CRITIQUE - Le livre d'Antoine Lopez, dernier témoin ­ français ­ de «l'affaire

Ben Barka», se prête à deux lectures diamétralement opposées. La première se résume en trois mots: rien de nouveau. En effet, la dernière page tournée, on n'en sait pas plus du sort du leader de la gauche marocaine, enlevé le 29 octobre 1965 au coeur de Paris et «disparu» depuis. Ce jour-là, aux côtés de deux policiers français, Lopez était dans la voiture conduisant Ben Barka à un «rendez-vous avec une personnalité importante» dans la banlieue parisienne. En fait, Ben Barka a été déposé chez Georges Boucheseiche, un truand instrumentalisé et «couvert» par les services français et marocains. La suite est inconnue, le corpus delicti n'ayant jamais été trouvé.
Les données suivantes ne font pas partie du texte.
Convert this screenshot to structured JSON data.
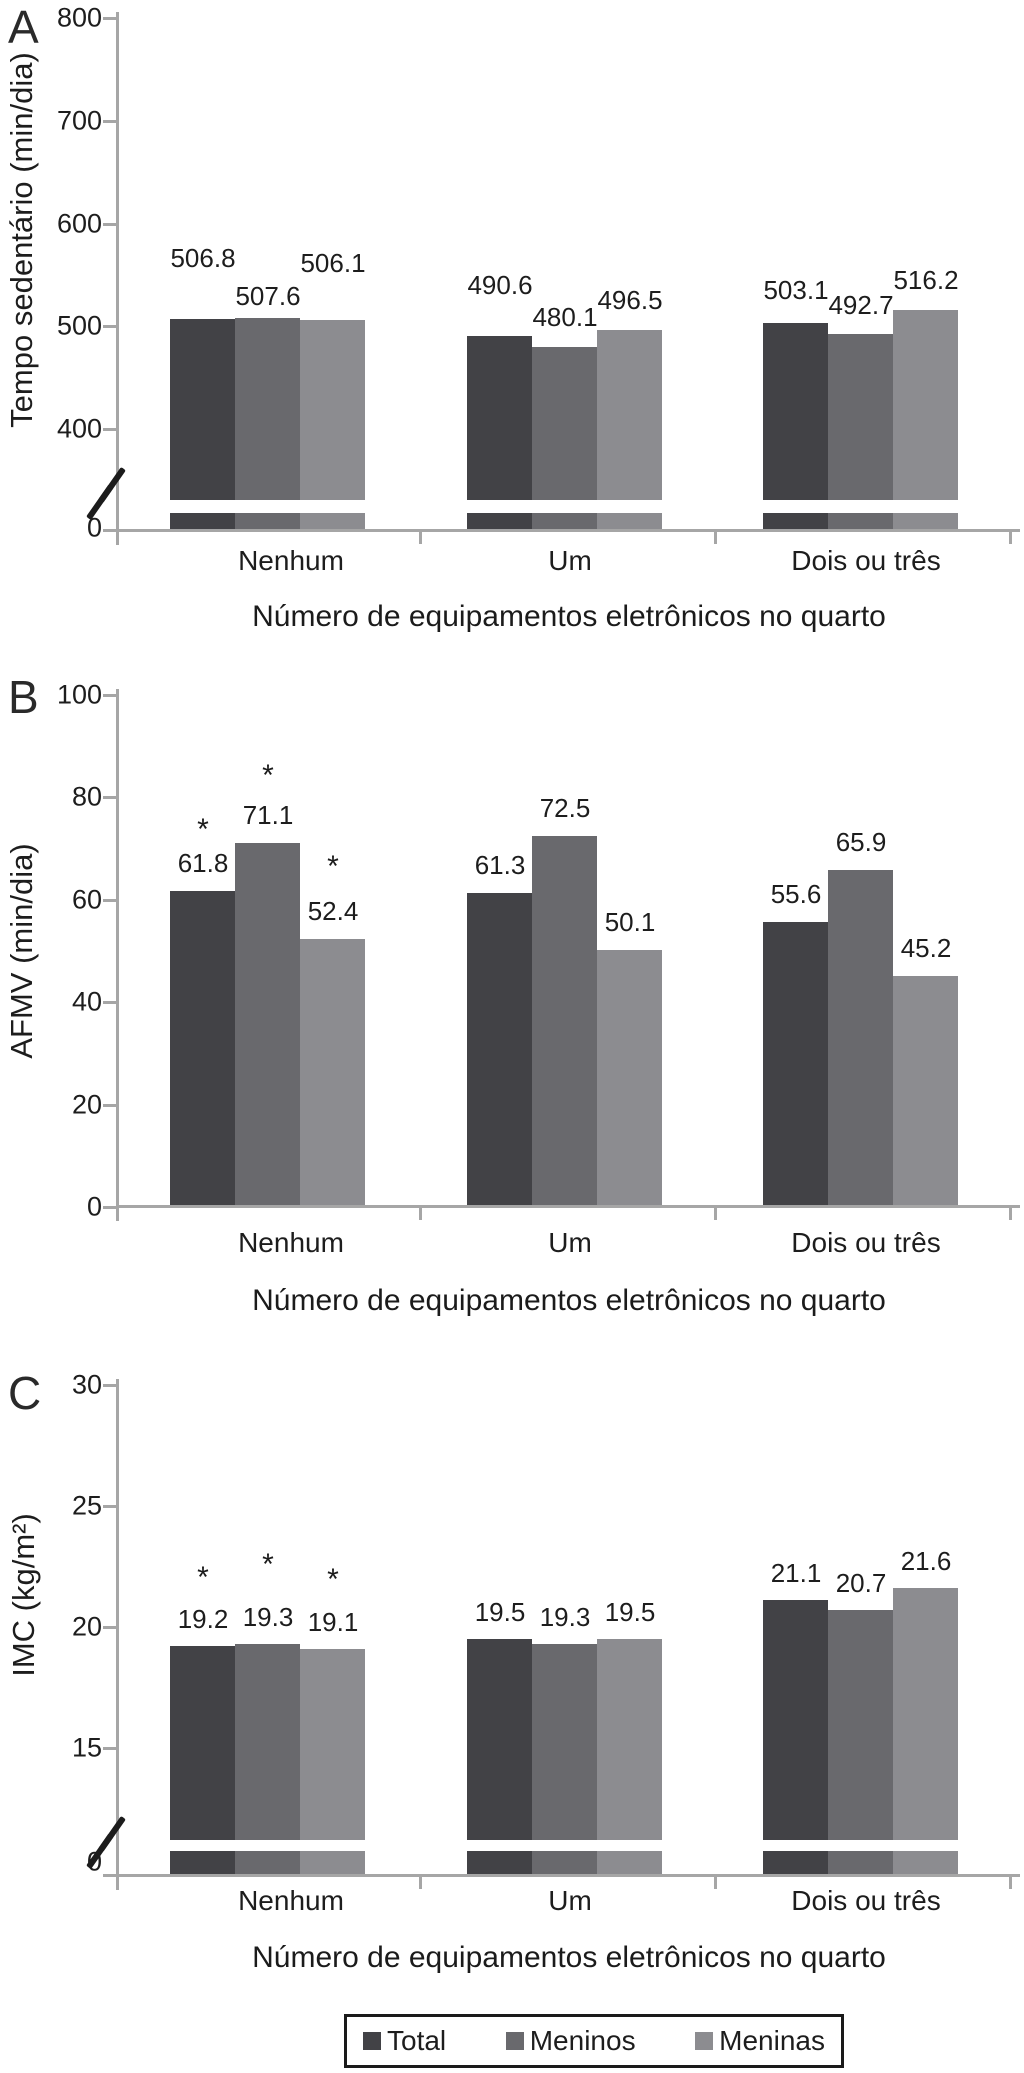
{
  "figure": {
    "series_colors": {
      "Total": "#424246",
      "Meninos": "#69696d",
      "Meninas": "#8c8c90"
    },
    "axis_color": "#a6a6a6",
    "legend": {
      "labels": [
        "Total",
        "Meninos",
        "Meninas"
      ]
    }
  },
  "chart_data": [
    {
      "panel": "A",
      "type": "bar",
      "ylabel": "Tempo sedentário (min/dia)",
      "xlabel": "Número de equipamentos eletrônicos no quarto",
      "categories": [
        "Nenhum",
        "Um",
        "Dois ou três"
      ],
      "yticks": [
        800,
        700,
        600,
        500,
        400,
        0
      ],
      "ylim": [
        0,
        800
      ],
      "axis_break": true,
      "legend_position": "none",
      "series": [
        {
          "name": "Total",
          "values": [
            506.8,
            490.6,
            503.1
          ]
        },
        {
          "name": "Meninos",
          "values": [
            507.6,
            480.1,
            492.7
          ]
        },
        {
          "name": "Meninas",
          "values": [
            506.1,
            496.5,
            516.2
          ]
        }
      ],
      "significance": []
    },
    {
      "panel": "B",
      "type": "bar",
      "ylabel": "AFMV (min/dia)",
      "xlabel": "Número de equipamentos eletrônicos no quarto",
      "categories": [
        "Nenhum",
        "Um",
        "Dois ou três"
      ],
      "yticks": [
        100,
        80,
        60,
        40,
        20,
        0
      ],
      "ylim": [
        0,
        100
      ],
      "axis_break": false,
      "legend_position": "none",
      "series": [
        {
          "name": "Total",
          "values": [
            61.8,
            61.3,
            55.6
          ]
        },
        {
          "name": "Meninos",
          "values": [
            71.1,
            72.5,
            65.9
          ]
        },
        {
          "name": "Meninas",
          "values": [
            52.4,
            50.1,
            45.2
          ]
        }
      ],
      "significance": [
        {
          "category": "Nenhum",
          "series": [
            "Total",
            "Meninos",
            "Meninas"
          ],
          "marker": "*"
        }
      ]
    },
    {
      "panel": "C",
      "type": "bar",
      "ylabel": "IMC (kg/m²)",
      "xlabel": "Número de equipamentos eletrônicos no quarto",
      "categories": [
        "Nenhum",
        "Um",
        "Dois ou três"
      ],
      "yticks": [
        30,
        25,
        20,
        15,
        0
      ],
      "ylim": [
        0,
        30
      ],
      "axis_break": true,
      "legend_position": "bottom",
      "series": [
        {
          "name": "Total",
          "values": [
            19.2,
            19.5,
            21.1
          ]
        },
        {
          "name": "Meninos",
          "values": [
            19.3,
            19.3,
            20.7
          ]
        },
        {
          "name": "Meninas",
          "values": [
            19.1,
            19.5,
            21.6
          ]
        }
      ],
      "significance": [
        {
          "category": "Nenhum",
          "series": [
            "Total",
            "Meninos",
            "Meninas"
          ],
          "marker": "*"
        }
      ]
    }
  ]
}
Bien que cheville ouvrière de l'enlèvement, à tu et à toi avec les protagonistes, Lopez n'a rien vu. Il n'a été témoin ni de l'assassinat ou de «l'accident» mortel, ni de l'enterrement ou du rapatriement au Maroc du cadavre embarrassant. Certes, la nuit du 31 octobre 1965, il a fait un tour dans sa voiture avec les sicaires de Hassan II, le général Oufkir et le colonel Dlimi, s'arrêtant près de trois lieux susceptibles de servir de tombe, dont un «petit bois» aux environs de Courcouronnes. Mais les Marocains et leurs hommes de main français, «exfiltrés» au royaume au lendemain du crime, ont peut-être voulu le mettre sur une mauvaise piste. «Qu'ils aient inventé l'accident ou qu'ils l'aient provoqué», écrit le seul témoin resté sur le sol français, «qu'ils m'aient là aussi éberlué, comme pour le petit bois, rien de cela n'est impossible».

Pauvre lampiste? Lopez se plaint d'avoir écopé huit ans de prison «pour être monté dans une voiture». Mais il admet aussi qu'il n'a sans doute survécu que «grâce à [son] incarcération». C'est là qu'on plonge dans une seconde lecture, passionnante. Car, l'honorable correspondant des services français rôde aux abords d'un crime d'Etats, au pluriel, d'un petit meurtre entre amis de part et d'autre de la Méditerrannée. Dans ce monde, des truands aux chefs d'Etat, tous se connaissent et se fréquentent, en famille et en vacances. Le cadavre de Ben Barka n'a pas encore refroidi qu'un «représentant du ministère de l'Intérieur» aide les Marocains à effacer les traces. Entre deux procès, «un émissaire de l'Elysée» passe voir Lopez en prison pour lui rappeler les vertus du silence. Une justice aux ordres solde l'affaire par des condamnations par contumace, la relaxe de Dlimi et une peine protectrice pour Lopez.

Le temps a désamorcé la bombe qu'aurait été ce témoignage dans le contexte de l'époque. Imagine-t-on aujourd'hui ce qu'eût valu au général de Gaulle, à la veille d'une élection présidentielle difficile, la révélation qu'il connaissait Lopez, qu'il l'avait même reçu chez lui, à Colombey-les-deux-Eglises? Que des fonctionnaires de l'Etat français ont embarqué, à destination du Maroc, Boucheseiche, Dlimi et Oufkir, l'exécutant et les commanditaires présumés du crime? Que les «vieux de la vieille» du gaullisme ont fabriqué de toute pièce une version à l'usage de l'opinion publique, abreuvée de faux témoignages et de mensonges? Bref, que le plus grand scandale de la Ve République n'a jamais rien eu de «subalterne»" Pour Lopez, il y a enfin une vie après cette vérité, plus ou moins cachée dans son livre et atténuée par trente-cinq ans d'amnésie, de désinformation. Hassan II mort, il dit ce qu'il a vu. C'est un marché honnête, même s'il n'éclaire pas son propre rôle, passe sous silence son voyage au Maroc après sa sortie de prison, ses vrais liens avec les truands-ravisseurs, leur rêve commun d'une vie sans soucis au royaume chérifien. Qui lui en voudra?